The new systems were expected to save the federal treasury $21 billion over 10 years by cutting the improper payments. But a 50-page report released last week by the Government Accountability Office chided the CMS for its apparent sloth in deploying the two systems—the Integrated Data Repository and the One Program Integrity initiative.
“The GAO is not off base,” said Barry Johnson, president of Salt Lake City-based Healthcare Insight, a private firm that does pre-payment insurance claims reviews. CMS officials “talk about doing all these things and you get excited for change,” he said. “And here we are a year and half later, and they’ve trained 40 people.”
GAO auditors said that only 42 of 639 contractors who were supposed to be trained on the program by 2010 actually had been, and that the state-based Medicaid data that was supposed to enter the systems in 2010 is now on track for entry in 2014. And since no benchmarks for performance had been set, it was impossible to tell whether the programs had saved any money, let alone some fraction of the $21 billion.
In written remarks and testimony to a congressional committee, Joel Willemssen—the managing director of information technology for the GAO—went so far as to compare the CMS’ current efforts to centralize its Medicaid claims to the Medicare Transaction System of the 1990s.
The CMS spent more than $100 million on the transaction system in the mid-90s, after saying it would cost only $37 million. Congress voted to cancel all future funding, causing the CMS to permanently shelve the program, after the GAO predicted the ultimate price tag could rise to more than $1 billion (Sept. 22, 1997, p. 26).
“There are similarities and there are differences,” Willemssen said, comparing the failure of the transaction system with the CMS’ current programs, in July 12 testimony before the Senate Subcommittee on Federal Financial Management, Government Information, Federal Services and International Security. “One area of similarity is some level of underestimation of complexity going into this.”
For example, the Integrated Data Repository was intended to house all claims for Medicare and Medicaid in a single data-warehouse so that trend-analysis tools in the One Program Integrity initiative can detect potential fraud.
However, the CMS discovered that the states store and transmit their individual Medicaid data in a hodgepodge of formats that made the simple centralization as originally envisioned impossible, said Dr. Peter Budetti, CMS deputy administrator and the director of program integrity.
Budetti, who was summoned to the same July 12 Senate subcommittee hearing to explain the CMS’ progress on the programs, noted in his defense that the states were not under any requirement to submit their information in any single format.
Budetti reported that a related $400 million CMS initiative started in 2009 called the Medicaid and Children’s Health Insurance Program Business Information and Solutions program is intended to centralize expedited access to state Medicaid data for all 50 states by 2014—the program Willemssen compared to the Medicare Transaction System of the 1990s.
Budetti also testified that all 639 people affiliated with the CMS’ Zone Program Integrity Contractors, which look for fraud in the seven divisions of the U.S., will be trained to use the One Program Integrity program to root out fraud by the end of 2011. He also noted that the long-awaited effort to expand the Recovery Audit Contractor program to Medicaid will be “in place” by Sept. 21.
In further defense of the CMS’ performance in fighting improper payments, Budetti touted the recently announced “predictive modeling” system, which was mandated in the Patient Protection and Affordable Care Act and went operationally online within nine months.

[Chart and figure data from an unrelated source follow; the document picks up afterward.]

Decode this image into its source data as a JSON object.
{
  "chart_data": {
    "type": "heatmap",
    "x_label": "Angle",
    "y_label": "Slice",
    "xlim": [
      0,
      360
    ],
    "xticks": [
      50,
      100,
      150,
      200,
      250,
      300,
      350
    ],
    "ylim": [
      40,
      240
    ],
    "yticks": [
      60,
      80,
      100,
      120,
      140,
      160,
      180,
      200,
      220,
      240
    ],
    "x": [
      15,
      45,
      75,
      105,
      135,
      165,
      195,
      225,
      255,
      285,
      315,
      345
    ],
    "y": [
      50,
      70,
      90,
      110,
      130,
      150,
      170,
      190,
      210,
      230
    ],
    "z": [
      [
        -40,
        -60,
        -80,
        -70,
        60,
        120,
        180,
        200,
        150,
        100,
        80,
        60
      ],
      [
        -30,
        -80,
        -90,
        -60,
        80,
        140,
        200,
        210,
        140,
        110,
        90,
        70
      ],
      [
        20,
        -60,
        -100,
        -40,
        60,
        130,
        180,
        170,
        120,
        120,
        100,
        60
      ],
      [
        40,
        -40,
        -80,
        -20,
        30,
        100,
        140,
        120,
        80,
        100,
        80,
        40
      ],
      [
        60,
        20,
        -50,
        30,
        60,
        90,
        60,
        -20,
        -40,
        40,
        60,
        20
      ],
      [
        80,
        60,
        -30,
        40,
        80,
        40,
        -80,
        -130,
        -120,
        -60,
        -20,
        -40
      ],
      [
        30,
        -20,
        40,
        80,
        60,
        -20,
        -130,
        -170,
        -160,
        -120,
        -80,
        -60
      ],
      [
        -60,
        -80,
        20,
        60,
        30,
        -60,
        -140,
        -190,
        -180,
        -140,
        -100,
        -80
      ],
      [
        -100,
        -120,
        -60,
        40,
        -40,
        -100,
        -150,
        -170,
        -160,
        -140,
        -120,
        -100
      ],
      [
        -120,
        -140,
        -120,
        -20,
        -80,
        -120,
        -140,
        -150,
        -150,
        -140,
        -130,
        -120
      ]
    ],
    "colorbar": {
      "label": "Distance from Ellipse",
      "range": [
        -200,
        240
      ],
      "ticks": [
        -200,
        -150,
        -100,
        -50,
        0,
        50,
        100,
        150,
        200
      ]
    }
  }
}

The program—which was not audited or commented on by the GAO—employs defense contractor Northrop Grumman to use software originally designed for Verizon to scan all 4.4 million daily Medicare claims in real time and detect signs of fraud. It is expected to cost about $77 million over the four-year life of the initial contract.
The program went live July 1 and had already found a large volume of questionable claims, although no payments had yet been withheld because the CMS was still doing trends analysis to ensure legitimate payments were not being flagged.
Lewis Morris, chief counsel to HHS Inspector General Daniel Levinson, told the Senate subcommittee during the same hearing that technology alone will not stop the rising tide of fraud. He said human intelligence was still vital to the fraud-detection system, especially in instances where investigators are looking for medically unnecessarily treatments.
“Technology can be a powerful weapon in the fight against fraud, but it is not a silver bullet,” Morris said.